Vorgestern waren wir in der Innenstadt und demnach sind viele Menschen an uns vorbeigekommen. Viele grüßen nett und einige Kioske oder Bäckereien geben einem bei so einer Hitze auch mal ein Getränk aus. Echt verständnisvoll die Passanten! Aber dann kamen 3 typische Hauptschulabbrecherinnen daher. Alle drei waren mollig bis fett, laute Handymusik, geschminkt bis zum geht nicht mehr und natürlich am rumpöbeln. Wir waren ziemlich dreckig und auch verschwitzt und haben zu der Zeit gerade Mittagspause gemacht. Und plötzlich fangen die 3 laut an über uns zu lästern "Bauarbeiter seien ja so faul, außerdem sind die immer dreckig und stinken, die machen ja mehr Pause als das sie arbeiten." Wir haben uns natürlich aufgeregt aber haben nichts zu denen gesagt.

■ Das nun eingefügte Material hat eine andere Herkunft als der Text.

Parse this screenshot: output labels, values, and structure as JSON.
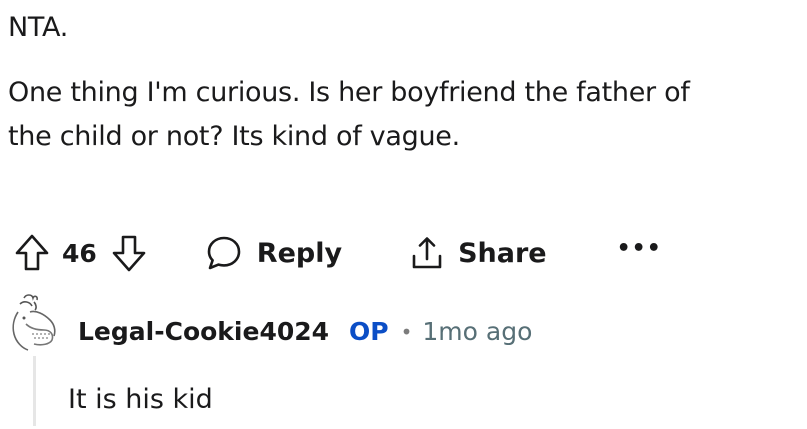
{
  "comment": {
    "line1": "NTA.",
    "line2a": "One thing I'm curious. Is her boyfriend the father of",
    "line2b": "the child or not? Its kind of vague."
  },
  "actions": {
    "upvote_icon": "upvote-arrow-icon",
    "vote_count": "46",
    "downvote_icon": "downvote-arrow-icon",
    "reply_icon": "speech-bubble-icon",
    "reply_label": "Reply",
    "share_icon": "share-icon",
    "share_label": "Share",
    "more_label": "•••"
  },
  "reply": {
    "avatar_icon": "avatar-illustration",
    "username": "Legal-Cookie4024",
    "op_badge": "OP",
    "separator": "•",
    "time": "1mo ago",
    "text": "It is his kid"
  },
  "colors": {
    "text": "#1a1a1b",
    "op_badge": "#0b4ec6",
    "meta": "#576f76",
    "thread_line": "#e6e6e6"
  }
}
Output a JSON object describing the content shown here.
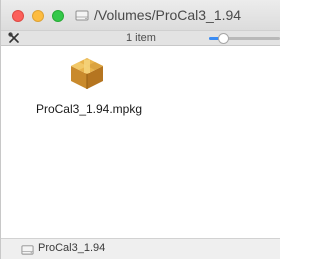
{
  "window": {
    "title": "/Volumes/ProCal3_1.94",
    "title_icon": "disk-icon"
  },
  "statusbar": {
    "tools_icon": "tools-icon",
    "item_count": "1 item",
    "zoom_slider_level": 0.15
  },
  "files": [
    {
      "name": "ProCal3_1.94.mpkg",
      "icon": "package-icon"
    }
  ],
  "pathbar": {
    "label": "ProCal3_1.94",
    "icon": "disk-icon"
  },
  "colors": {
    "close": "#fc605b",
    "minimize": "#fdbc40",
    "maximize": "#34c84a",
    "accent": "#3b8cf3"
  }
}
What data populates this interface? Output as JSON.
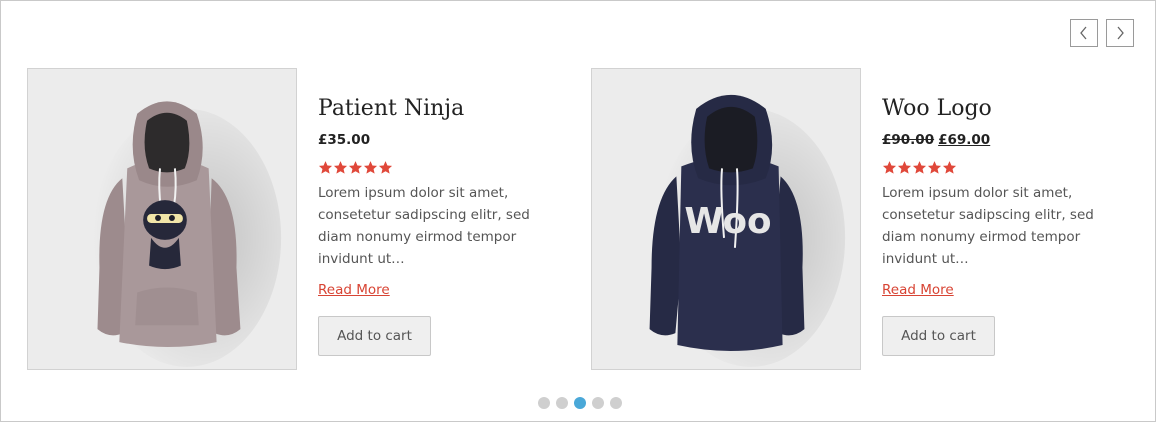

Dann gings wieder an die Arbeit und ich war überglücklich, als ich die 3 wieder zurückkommen sah. Die gingen direkt neben mir her als ich am Clipper (Gerät zum Steine zuschneiden) stand. Unauffällig hab ich die Wasserpumpe vom Gerät ausgestellt und sofort losgeschnitten. Wenn man mit dem Ding einen Stein schneidet, ohne dass die Wasserpumpe angeschlossen ist, dann staubt das wie verrückt.
Eine von ihnen konnte leider noch schnell genug zur Seite springen, aber die anderen beiden waren nicht so fix und standen dann da mit einer hellgrauen Schicht bedeckt und husteten sich die Lungen raus. Ich hab natürlich auf einen Defekt der Wasserpumpe verwiesen. Tut mir Leid, dass ich mich auf so ein Niveau herab begeben habe aber wenn ihr euch über uns lustig macht, dann müssen wir uns doch irgendwie rächen!